Thiel vê uma certa esperança no fato de que o governo suíço e a Comissão Europeia estão caminhando para um acordo que concederia à Suíça acesso total aos fundos do Horizon Europe e do Conselho Europeu de Pesquisa (ERC). A partir deste ano, pesquisadores afiliados ou dispostos a se afiliar a instituições suíças podem concorrer a prestigiosas bolsas do ERC, e os programas do ERC voltados para aqueles que se mudam para a Europa podem oferecer aos cientistas dos EUA o pacote atraente que procuram.

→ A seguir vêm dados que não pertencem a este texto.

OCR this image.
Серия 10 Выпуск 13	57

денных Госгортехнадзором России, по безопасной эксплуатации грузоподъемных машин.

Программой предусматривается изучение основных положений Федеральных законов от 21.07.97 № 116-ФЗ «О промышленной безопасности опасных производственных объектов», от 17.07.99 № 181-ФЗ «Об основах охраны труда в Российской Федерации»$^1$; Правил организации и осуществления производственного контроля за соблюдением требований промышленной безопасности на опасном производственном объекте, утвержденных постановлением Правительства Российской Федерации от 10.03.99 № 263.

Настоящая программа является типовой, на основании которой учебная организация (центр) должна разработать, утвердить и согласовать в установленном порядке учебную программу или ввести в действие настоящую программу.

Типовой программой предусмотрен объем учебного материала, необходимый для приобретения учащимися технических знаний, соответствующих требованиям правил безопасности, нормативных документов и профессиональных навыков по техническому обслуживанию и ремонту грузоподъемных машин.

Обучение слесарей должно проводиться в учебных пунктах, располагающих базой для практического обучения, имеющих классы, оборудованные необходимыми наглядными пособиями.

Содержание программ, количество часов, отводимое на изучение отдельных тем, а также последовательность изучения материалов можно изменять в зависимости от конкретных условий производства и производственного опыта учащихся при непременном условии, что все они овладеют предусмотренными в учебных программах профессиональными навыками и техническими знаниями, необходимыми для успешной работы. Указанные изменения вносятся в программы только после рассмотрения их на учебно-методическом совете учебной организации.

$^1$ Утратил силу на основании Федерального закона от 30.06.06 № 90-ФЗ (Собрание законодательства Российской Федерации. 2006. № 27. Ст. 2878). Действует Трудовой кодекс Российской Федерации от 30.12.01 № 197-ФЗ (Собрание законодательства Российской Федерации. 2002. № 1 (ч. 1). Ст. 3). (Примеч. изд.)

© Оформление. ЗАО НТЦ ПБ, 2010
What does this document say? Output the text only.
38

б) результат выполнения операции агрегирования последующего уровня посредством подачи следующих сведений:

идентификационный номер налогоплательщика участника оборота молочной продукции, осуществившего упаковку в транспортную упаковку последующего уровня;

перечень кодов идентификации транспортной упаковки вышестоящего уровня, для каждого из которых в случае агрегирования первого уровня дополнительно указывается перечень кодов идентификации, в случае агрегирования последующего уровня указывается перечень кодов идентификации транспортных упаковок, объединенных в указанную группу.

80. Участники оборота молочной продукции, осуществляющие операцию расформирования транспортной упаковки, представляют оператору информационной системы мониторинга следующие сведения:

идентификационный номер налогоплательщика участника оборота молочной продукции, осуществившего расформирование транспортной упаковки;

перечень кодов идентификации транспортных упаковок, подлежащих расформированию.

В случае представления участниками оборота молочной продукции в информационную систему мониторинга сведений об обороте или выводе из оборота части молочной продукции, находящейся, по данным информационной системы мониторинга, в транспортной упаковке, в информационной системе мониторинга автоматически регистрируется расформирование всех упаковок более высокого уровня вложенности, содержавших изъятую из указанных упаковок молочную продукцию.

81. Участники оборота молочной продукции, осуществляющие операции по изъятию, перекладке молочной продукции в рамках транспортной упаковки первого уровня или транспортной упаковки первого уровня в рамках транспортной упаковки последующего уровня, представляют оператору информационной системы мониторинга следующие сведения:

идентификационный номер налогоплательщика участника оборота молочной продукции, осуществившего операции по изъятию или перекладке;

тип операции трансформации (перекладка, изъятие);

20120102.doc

Também existe a promessa de ampla colaboração e liberdade, que a presidente da UE, Ursula von der Leyen, aponta como motivos fundamentais para que os pesquisadores e pesquisadoras escolham a Europa. “Caso os cortes nos investimentos em ciência e a pressão sobre as universidades persistam nos Estados Unidos, outros países tendem a se tornar cada vez mais atraentes

“A liderança dos EUA em pesquisa está sendo questionada neste momento. E se a Suíça e a Europa conseguirem pelo menos manter os recursos atuais e o nível científico, podemos ganhar mais relevância”, diz Thiel.